C’est une occasion, «d’honorer et de mettre en valeur ces intellectuels algériens, ces militants de la plume et du verbe au service de la libération nationale, à travers des portraits qui reviendront sur des parcours plus au moins atypiques des personnages choisis par les conférenciers», selon le Pr Tidjet Mustapha, directeur du CRLCA.
Le thème a été développé à travers plusieurs communications autour d’hommes de lettre qui ont activement participé à l’effort de lutte contre le colonialisme, comme Mouloud Mammeri, Imache Amar, Mouloud Feraoun ou Jean El Mouhoub Amrouche. Dr Kamel Medjedoub, chercheur au CRLCA, qui a présenté une conférence intitulée : «Jean El Mouhoub Amrouche, le poète-médiateur de la cause algérienne», décrit un homme «engagé pour l’indépendance algérienne, artisan du dialogue qui a abouti aux accords d’Évian et un intellectuel révolté contre l’oppression coloniale».
Une révolte qui lui a coûté les représailles de l’administration coloniale. «En novembre 1959, il a été exclu de la radio, sur injonction du Premier ministre français Michel Debré. Trois ans, plus tôt, en 1956, sa belle-famille, des anciens pieds-noirs d’Alger, lui a écrit une lettre pour lui dire qu’elle ne veut plus de lui à cause de son ralliement, depuis le début, à la cause algérienne», rappelle-t-il. C’est cette face très peu connue du grand public que cherche à mettre en avant l’orateur, pour montrer comment «l’enfant d’Ighil Ali a accompagné intellectuellement la cause nationale jusqu’aux accords d’Évian». En effet, ajoute l’orateur, «El Mouhoub a surtout joué un rôle important dans l’aboutissement des accords d’Évian. Il a pu sensibiliser De Gaulle sur la condition des populations algériennes et la nécessité d’aller vers des négociations.

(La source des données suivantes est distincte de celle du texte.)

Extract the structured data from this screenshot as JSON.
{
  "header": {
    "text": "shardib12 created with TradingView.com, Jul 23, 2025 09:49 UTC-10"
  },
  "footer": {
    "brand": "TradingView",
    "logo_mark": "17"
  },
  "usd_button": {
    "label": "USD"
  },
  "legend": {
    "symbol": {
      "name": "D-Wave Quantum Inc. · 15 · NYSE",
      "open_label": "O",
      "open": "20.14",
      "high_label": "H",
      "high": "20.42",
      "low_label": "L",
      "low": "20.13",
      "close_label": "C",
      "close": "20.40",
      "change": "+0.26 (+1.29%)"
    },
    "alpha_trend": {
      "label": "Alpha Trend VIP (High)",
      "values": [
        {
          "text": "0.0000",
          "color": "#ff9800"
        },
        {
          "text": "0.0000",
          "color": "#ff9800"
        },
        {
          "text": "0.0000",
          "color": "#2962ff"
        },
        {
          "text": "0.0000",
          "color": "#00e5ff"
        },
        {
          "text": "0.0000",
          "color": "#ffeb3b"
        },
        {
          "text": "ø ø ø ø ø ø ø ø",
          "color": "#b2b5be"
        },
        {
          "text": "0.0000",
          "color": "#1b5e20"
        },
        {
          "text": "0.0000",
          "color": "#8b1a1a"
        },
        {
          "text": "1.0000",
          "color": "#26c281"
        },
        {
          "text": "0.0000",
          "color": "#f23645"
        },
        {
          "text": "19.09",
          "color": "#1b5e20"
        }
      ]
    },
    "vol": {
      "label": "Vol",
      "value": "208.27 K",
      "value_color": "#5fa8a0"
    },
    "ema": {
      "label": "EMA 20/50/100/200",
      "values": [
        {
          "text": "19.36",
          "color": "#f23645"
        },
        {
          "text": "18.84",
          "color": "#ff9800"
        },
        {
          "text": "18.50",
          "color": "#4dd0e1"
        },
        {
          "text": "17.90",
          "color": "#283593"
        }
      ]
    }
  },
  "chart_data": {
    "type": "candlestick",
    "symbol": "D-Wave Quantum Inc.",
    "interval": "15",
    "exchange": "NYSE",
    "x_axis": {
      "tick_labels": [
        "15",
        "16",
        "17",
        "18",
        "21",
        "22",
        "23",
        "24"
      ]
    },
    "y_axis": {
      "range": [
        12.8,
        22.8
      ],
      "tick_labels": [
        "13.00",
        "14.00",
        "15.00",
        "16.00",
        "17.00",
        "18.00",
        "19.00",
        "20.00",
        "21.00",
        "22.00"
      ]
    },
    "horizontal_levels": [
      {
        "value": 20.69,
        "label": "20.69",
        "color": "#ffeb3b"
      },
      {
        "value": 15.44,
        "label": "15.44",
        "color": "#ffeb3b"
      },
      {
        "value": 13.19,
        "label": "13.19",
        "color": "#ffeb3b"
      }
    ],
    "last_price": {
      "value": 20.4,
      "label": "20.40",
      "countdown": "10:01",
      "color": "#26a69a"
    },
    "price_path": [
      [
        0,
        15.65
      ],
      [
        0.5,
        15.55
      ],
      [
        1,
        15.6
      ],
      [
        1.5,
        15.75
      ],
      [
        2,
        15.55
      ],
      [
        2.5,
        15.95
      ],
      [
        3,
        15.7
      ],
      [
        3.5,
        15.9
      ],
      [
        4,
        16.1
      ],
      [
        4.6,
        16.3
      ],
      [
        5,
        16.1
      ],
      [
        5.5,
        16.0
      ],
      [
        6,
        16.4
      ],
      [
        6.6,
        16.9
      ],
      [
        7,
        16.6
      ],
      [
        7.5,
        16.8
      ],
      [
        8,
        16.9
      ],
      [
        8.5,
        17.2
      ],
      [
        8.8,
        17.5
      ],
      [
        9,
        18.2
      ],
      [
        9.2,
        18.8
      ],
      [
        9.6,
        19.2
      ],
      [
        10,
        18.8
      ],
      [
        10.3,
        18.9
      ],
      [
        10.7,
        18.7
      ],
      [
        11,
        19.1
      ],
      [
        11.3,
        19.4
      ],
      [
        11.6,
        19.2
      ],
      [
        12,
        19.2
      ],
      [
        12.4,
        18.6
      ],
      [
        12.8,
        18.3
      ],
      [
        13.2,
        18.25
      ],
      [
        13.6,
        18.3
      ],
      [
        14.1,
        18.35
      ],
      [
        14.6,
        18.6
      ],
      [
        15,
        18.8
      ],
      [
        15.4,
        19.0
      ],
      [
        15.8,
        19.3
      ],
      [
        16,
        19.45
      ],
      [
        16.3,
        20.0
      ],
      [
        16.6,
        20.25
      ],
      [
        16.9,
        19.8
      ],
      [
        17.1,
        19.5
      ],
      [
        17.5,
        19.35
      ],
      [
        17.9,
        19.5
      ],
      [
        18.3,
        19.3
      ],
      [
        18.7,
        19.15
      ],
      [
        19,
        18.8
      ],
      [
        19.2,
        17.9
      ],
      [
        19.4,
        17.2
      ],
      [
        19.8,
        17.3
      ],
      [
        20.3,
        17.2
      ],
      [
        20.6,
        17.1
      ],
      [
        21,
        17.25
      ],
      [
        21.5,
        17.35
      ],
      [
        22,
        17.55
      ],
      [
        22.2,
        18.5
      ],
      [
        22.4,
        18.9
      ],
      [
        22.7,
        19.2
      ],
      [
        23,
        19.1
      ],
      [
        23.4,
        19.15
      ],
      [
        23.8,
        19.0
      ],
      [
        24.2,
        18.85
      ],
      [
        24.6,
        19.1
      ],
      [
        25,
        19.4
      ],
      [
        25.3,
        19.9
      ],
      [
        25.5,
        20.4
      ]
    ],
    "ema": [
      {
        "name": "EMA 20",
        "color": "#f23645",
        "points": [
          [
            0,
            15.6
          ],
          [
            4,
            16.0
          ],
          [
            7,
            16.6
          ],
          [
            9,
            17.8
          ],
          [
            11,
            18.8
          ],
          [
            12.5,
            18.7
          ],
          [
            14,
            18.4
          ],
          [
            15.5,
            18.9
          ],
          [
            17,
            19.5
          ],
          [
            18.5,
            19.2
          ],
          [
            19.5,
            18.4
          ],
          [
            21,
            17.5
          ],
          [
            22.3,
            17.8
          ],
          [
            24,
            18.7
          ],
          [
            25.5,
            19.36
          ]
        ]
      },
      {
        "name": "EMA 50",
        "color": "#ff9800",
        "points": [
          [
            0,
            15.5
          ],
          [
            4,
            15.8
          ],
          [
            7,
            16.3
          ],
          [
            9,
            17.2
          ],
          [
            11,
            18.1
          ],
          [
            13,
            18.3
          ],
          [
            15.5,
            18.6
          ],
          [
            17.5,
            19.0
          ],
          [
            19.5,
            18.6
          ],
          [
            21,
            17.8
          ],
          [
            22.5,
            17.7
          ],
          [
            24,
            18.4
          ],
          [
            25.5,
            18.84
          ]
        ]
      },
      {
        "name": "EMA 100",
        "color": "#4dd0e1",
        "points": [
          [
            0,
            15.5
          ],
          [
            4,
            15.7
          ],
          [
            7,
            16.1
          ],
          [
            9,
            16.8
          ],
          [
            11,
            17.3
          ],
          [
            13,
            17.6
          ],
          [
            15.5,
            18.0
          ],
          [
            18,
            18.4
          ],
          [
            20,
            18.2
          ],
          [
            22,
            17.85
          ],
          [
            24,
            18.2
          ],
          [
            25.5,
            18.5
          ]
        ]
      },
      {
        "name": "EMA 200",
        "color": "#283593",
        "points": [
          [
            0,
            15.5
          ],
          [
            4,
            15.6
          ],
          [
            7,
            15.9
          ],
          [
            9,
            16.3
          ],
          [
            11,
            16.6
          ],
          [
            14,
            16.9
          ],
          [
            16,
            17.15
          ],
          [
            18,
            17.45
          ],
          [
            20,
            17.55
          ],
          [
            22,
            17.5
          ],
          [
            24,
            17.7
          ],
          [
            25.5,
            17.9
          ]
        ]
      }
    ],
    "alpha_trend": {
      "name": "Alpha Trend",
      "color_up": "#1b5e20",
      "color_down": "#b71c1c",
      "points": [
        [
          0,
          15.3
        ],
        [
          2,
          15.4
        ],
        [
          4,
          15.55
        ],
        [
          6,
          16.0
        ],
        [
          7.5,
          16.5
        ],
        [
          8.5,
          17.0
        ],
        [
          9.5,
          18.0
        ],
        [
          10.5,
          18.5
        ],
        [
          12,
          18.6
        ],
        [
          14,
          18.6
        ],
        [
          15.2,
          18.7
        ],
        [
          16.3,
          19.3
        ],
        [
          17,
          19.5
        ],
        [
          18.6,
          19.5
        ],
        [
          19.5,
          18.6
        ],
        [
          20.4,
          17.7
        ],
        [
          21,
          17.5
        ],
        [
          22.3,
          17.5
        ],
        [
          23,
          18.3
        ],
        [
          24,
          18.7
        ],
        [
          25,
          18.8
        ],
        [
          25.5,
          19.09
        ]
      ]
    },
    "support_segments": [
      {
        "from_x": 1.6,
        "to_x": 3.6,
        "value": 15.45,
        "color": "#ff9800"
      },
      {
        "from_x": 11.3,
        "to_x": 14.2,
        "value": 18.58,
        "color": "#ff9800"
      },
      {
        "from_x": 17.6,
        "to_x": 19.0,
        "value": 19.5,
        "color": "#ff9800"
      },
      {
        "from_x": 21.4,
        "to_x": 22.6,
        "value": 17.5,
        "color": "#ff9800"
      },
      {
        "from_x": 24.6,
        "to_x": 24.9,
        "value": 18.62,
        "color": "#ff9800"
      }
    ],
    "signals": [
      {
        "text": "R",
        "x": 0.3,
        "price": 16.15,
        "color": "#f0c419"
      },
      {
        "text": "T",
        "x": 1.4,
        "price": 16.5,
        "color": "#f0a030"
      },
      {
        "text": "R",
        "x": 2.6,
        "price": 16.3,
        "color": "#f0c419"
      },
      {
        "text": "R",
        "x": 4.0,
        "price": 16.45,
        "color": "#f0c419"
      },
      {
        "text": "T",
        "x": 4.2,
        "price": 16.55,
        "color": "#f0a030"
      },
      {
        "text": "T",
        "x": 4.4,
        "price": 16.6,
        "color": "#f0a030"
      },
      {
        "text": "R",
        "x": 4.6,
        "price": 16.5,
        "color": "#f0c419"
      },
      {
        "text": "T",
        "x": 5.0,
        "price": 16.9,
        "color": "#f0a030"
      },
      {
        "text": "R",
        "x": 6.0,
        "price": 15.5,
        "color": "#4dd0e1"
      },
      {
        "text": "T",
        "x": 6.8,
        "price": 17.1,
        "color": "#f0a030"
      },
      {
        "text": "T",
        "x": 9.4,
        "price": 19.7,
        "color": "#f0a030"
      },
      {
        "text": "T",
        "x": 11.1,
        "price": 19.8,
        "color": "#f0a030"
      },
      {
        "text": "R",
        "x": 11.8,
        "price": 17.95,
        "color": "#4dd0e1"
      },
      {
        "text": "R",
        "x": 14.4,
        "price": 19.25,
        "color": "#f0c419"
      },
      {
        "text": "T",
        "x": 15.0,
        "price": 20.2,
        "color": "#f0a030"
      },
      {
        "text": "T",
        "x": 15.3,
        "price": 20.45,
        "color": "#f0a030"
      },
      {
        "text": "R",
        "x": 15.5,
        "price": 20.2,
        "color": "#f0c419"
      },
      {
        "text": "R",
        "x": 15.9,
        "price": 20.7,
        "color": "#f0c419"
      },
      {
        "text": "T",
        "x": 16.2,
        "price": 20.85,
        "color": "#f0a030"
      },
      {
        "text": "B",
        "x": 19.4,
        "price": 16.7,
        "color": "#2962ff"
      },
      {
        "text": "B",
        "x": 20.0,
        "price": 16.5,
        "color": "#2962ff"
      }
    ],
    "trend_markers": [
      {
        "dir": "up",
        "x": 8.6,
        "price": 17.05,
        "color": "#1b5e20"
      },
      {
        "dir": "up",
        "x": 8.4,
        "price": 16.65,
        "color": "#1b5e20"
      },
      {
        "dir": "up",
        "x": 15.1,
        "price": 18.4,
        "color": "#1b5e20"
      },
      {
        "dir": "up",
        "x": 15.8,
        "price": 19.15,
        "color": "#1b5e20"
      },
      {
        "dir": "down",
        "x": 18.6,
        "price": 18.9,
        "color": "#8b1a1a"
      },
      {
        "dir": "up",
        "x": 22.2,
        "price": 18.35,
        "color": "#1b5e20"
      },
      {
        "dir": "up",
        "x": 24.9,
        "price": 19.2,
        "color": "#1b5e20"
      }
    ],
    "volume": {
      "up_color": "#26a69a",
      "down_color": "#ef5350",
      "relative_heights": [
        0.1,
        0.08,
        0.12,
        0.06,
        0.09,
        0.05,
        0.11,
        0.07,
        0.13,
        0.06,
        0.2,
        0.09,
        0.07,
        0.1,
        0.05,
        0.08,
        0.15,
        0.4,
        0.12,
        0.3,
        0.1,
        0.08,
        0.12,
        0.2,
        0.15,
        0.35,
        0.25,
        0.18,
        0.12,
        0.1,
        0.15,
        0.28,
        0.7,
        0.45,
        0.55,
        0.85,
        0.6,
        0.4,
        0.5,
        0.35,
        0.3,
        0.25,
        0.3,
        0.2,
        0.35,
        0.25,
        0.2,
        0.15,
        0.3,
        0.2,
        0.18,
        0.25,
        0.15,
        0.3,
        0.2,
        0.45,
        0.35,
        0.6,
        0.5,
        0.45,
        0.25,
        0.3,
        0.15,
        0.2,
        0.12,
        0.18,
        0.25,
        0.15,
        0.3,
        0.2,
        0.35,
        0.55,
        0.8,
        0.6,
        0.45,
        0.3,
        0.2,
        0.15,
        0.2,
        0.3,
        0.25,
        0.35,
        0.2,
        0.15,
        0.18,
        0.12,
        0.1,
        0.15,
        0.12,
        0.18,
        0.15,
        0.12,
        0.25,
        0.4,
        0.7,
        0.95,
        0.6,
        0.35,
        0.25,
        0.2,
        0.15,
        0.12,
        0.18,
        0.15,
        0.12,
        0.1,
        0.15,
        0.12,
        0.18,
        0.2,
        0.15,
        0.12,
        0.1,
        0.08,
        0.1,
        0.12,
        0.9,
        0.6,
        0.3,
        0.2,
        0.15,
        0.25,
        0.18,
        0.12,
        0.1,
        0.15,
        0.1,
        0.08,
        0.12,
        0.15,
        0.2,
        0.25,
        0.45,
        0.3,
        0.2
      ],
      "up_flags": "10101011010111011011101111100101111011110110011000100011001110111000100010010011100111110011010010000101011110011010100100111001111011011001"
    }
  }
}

En 1956, et selon le témoignage de Reda Malek (à l’occasion d’un colloque en 2008 à Alger, rapporté dans Liberté par Abdenour Abdeslam, président du colloque), il a été sollicité par Abane Ramdane en personne pour aider à engager ces négociations. Donc, sollicité par le FLN et par de Gaulle, il s’est imposé comme le médiateur en qui reposait beaucoup d’espoir. Il a voyagé entre plusieurs capitales du monde (Genève, Tunis, le Caire…) où il a rencontré des dirigeants du FLN jusqu’à arriver à un accord entre les parties». Bien qu’il soit naturalisé français et portant un prénom chrétien, El Mouhoub est né « sujet français, donc Algérien comme tous les autochtones colonisés. À l’état-civil, il est inscrit sous son seul prénom kabyle, El Mouhoub, qu’il a tout le temps revendiqué comme témoin de son algérianité ».
Le conférencier veut pour preuve les différents ouvrages, déclarations publiques et lettres rédigées par l’écrivain où il revendique son appartenance et son engagement, que même des combattants et hommes politiques algériens de premier rang lui reconnaissent, à l’image de «Krim Belkacem, signataire des accords d’Évian et Ferhat Abas, président du GPRA. Mieux encore, ce dernier en 1946, à sa sortie de prison, son premier souhait a été de rencontrer Jean Amrouche et de l’associer à notre combat ».
Dr. Saïd Chemakh de l’université de Tizi Ouzou a, quant à lui, développé une communication autour d’un autre intellectuel, en l’occurrence, Mouloud Mammeri. Son intervention dévoile les actions et le rôle de Mouloud Mammeri pendant la guerre d’indépendance algérienne (1954-1962). Les gens connaissent Mammeri l’écrivain, le militant berbériste, mais, remarque le conférencier, «on oublie qu’il était parmi les premiers à s’engager activement dans la politique et en faveur de la libération de l’Algérie ».
Saïd Chemmakh s’appuie dans sa recherche sur les témoignages de Tahar Oussedik, membre du Front de libération nationale, sur des lettres écrites par Mouloud Mammeri, dont quelques-unes ont été adressées à l’ONU pour soutenir la cause algériennes. On sait aussi l’engagement de Mammeri pour la révolution à travers des contributions publiées dans les colonnes du journal L’espoir. L’intellectuel a participé à ce combat avec sa plume pour dénoncer les exactions de l’armée coloniale et l’asservissement, ce qui lui a valu d’être « recherché et sa maison plastifiée par l’armée coloniale, avant qu’il ne soit exfiltré du territoire algérien pour se réfugier au Maroc ».